Canada’s Algoma Central Corp has returned to China’s Yangzijiang Shipbuilding to exercise an option for a further bulker newbuilding for its domestic fleet.
The Toronto-listed company said the latest order for a Seaway-Max self-unloading vessel would be based on an upgraded version of its Equinox design.
Construction of the ship will begin in late 2022 and the vessel is expected to join the fleet at the beginning of the 2024 navigation season.
“Triggering the option now enables Algoma to lock in a building slot with ideal delivery timing,” the shipowner said in a statement.
The new vessel is scheduled to replace the 34,066-dwt Algoma Transport (built 1979), one of the oldest vessels in the Algoma dry bulk fleet. Financial terms were not disclosed.
The new Equinox 2.0 design is said to build on the original Equinox Class standards to achieve better fuel efficiency, improved speed at lower engine power and enhanced deadweight capacity.
Design changes include various weight-saving innovations and a reconfigured stern that incorporates a dual-rudder design to increase cargo-hold size, resulting in an increase in the capacity of the vessel by about 1,440 tonnes.
Algoma said other design improvements include an efficiency upgrade to the propeller and changes in the shape of cargo holds to improve the handling of certain “sticky” cargoes.
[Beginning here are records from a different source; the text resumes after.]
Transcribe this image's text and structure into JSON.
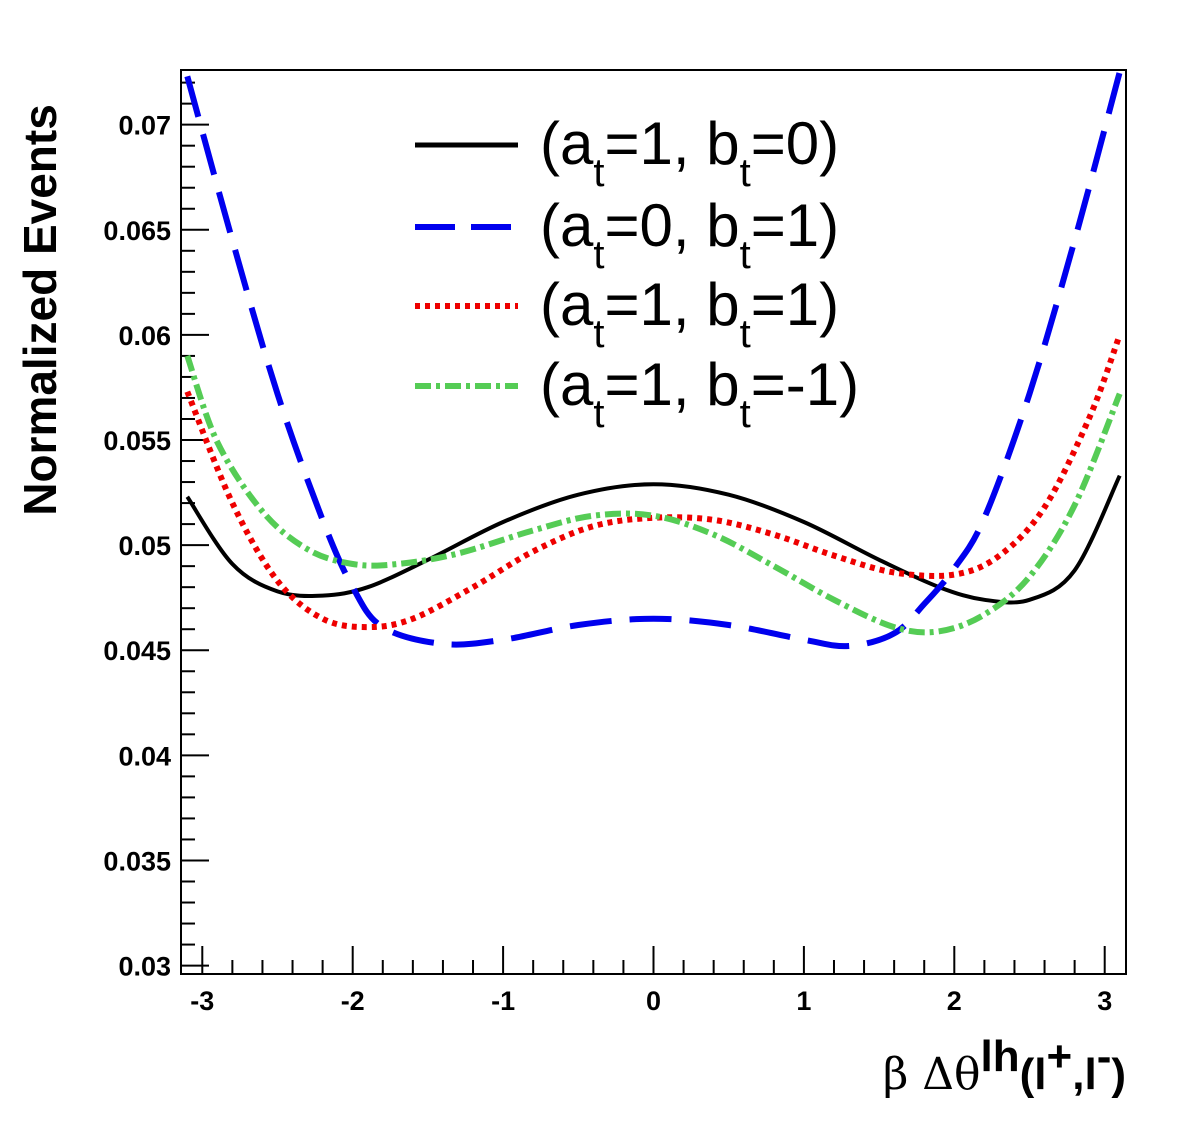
{
  "chart_data": {
    "type": "line",
    "title": "",
    "xlabel": {
      "beta": "β",
      "delta_theta": "Δθ",
      "superscript": "lh",
      "open": "(l",
      "sup_plus": "+",
      "comma": ",l",
      "sup_minus": "-",
      "close": ")"
    },
    "ylabel": "Normalized Events",
    "xlim": [
      -3.1416,
      3.1416
    ],
    "ylim": [
      0.0296,
      0.0726
    ],
    "x_ticks": [
      -3,
      -2,
      -1,
      0,
      1,
      2,
      3
    ],
    "x_tick_labels": [
      "-3",
      "-2",
      "-1",
      "0",
      "1",
      "2",
      "3"
    ],
    "y_ticks": [
      0.03,
      0.035,
      0.04,
      0.045,
      0.05,
      0.055,
      0.06,
      0.065,
      0.07
    ],
    "y_tick_labels": [
      "0.03",
      "0.035",
      "0.04",
      "0.045",
      "0.05",
      "0.055",
      "0.06",
      "0.065",
      "0.07"
    ],
    "legend_position": "top-right",
    "series": [
      {
        "name": "(a_t=1, b_t=0)",
        "label": {
          "open": "(a",
          "sub1": "t",
          "mid": "=1, b",
          "sub2": "t",
          "end": "=0)"
        },
        "color": "#000000",
        "style": "solid",
        "x": [
          -3.1,
          -2.8,
          -2.5,
          -2.2,
          -1.9,
          -1.5,
          -1.0,
          -0.5,
          0.0,
          0.5,
          1.0,
          1.5,
          1.9,
          2.2,
          2.5,
          2.8,
          3.1
        ],
        "y": [
          0.0523,
          0.0491,
          0.0478,
          0.0476,
          0.048,
          0.0493,
          0.0511,
          0.0524,
          0.0529,
          0.0524,
          0.0511,
          0.0493,
          0.048,
          0.0474,
          0.0474,
          0.0488,
          0.0533
        ]
      },
      {
        "name": "(a_t=0, b_t=1)",
        "label": {
          "open": "(a",
          "sub1": "t",
          "mid": "=0, b",
          "sub2": "t",
          "end": "=1)"
        },
        "color": "#0000ee",
        "style": "dashed",
        "x": [
          -3.1,
          -2.8,
          -2.5,
          -2.2,
          -2.0,
          -1.8,
          -1.4,
          -1.0,
          -0.5,
          0.0,
          0.5,
          1.0,
          1.3,
          1.6,
          1.8,
          2.0,
          2.2,
          2.5,
          2.8,
          3.1
        ],
        "y": [
          0.0723,
          0.0645,
          0.0572,
          0.0512,
          0.048,
          0.0461,
          0.0453,
          0.0455,
          0.0462,
          0.0465,
          0.0462,
          0.0455,
          0.0452,
          0.0458,
          0.0472,
          0.0489,
          0.0513,
          0.0572,
          0.0645,
          0.0725
        ]
      },
      {
        "name": "(a_t=1, b_t=1)",
        "label": {
          "open": "(a",
          "sub1": "t",
          "mid": "=1, b",
          "sub2": "t",
          "end": "=1)"
        },
        "color": "#ee0000",
        "style": "dotted",
        "x": [
          -3.1,
          -2.8,
          -2.5,
          -2.2,
          -1.9,
          -1.6,
          -1.2,
          -0.8,
          -0.4,
          0.0,
          0.4,
          0.8,
          1.2,
          1.6,
          2.0,
          2.3,
          2.6,
          2.9,
          3.1
        ],
        "y": [
          0.0573,
          0.052,
          0.0483,
          0.0465,
          0.0461,
          0.0465,
          0.048,
          0.0497,
          0.0509,
          0.0513,
          0.0512,
          0.0505,
          0.0495,
          0.0487,
          0.0486,
          0.0495,
          0.0518,
          0.0561,
          0.06
        ]
      },
      {
        "name": "(a_t=1, b_t=-1)",
        "label": {
          "open": "(a",
          "sub1": "t",
          "mid": "=1, b",
          "sub2": "t",
          "end": "=-1)"
        },
        "color": "#55cc55",
        "style": "dashdot",
        "x": [
          -3.1,
          -2.9,
          -2.6,
          -2.3,
          -2.0,
          -1.7,
          -1.3,
          -0.8,
          -0.4,
          0.0,
          0.4,
          0.8,
          1.2,
          1.6,
          1.9,
          2.2,
          2.5,
          2.8,
          3.1
        ],
        "y": [
          0.059,
          0.0549,
          0.0516,
          0.0498,
          0.0491,
          0.0491,
          0.0496,
          0.0507,
          0.0514,
          0.0514,
          0.0505,
          0.049,
          0.0474,
          0.0461,
          0.0459,
          0.0467,
          0.0485,
          0.0519,
          0.0572
        ]
      }
    ]
  }
}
“Our in-house design team is relentless in their pursuit of improvements in our vessel designs,” said Gregg Ruhl, president and chief executive of Algoma.
“Each previous Equinox Class ship incorporated modest improvements over its predecessors, as we learned more about the vessels during construction and as they entered operations.
“The changes made for this vessel were such an improvement over the previous design that we feel adding a version number to the design name makes sense.”
Algoma said the new Equinox 2.0 ship feature important sustainability advantages that will help it “meet its greenhouse gas targets, reducing the amount of emissions per cargo tonne-kilometre”.
The shipowner said it has invested over $50m in sustaining its dry bulk business since the launch of the Equinox Class fleet renewal plan in 2010.
Algoma owns and operates the largest fleet of dry and liquid bulk carriers operating on the Great Lakes St Lawrence Waterway, including self-unloading and gearless bulkers, cement carriers and product tankers.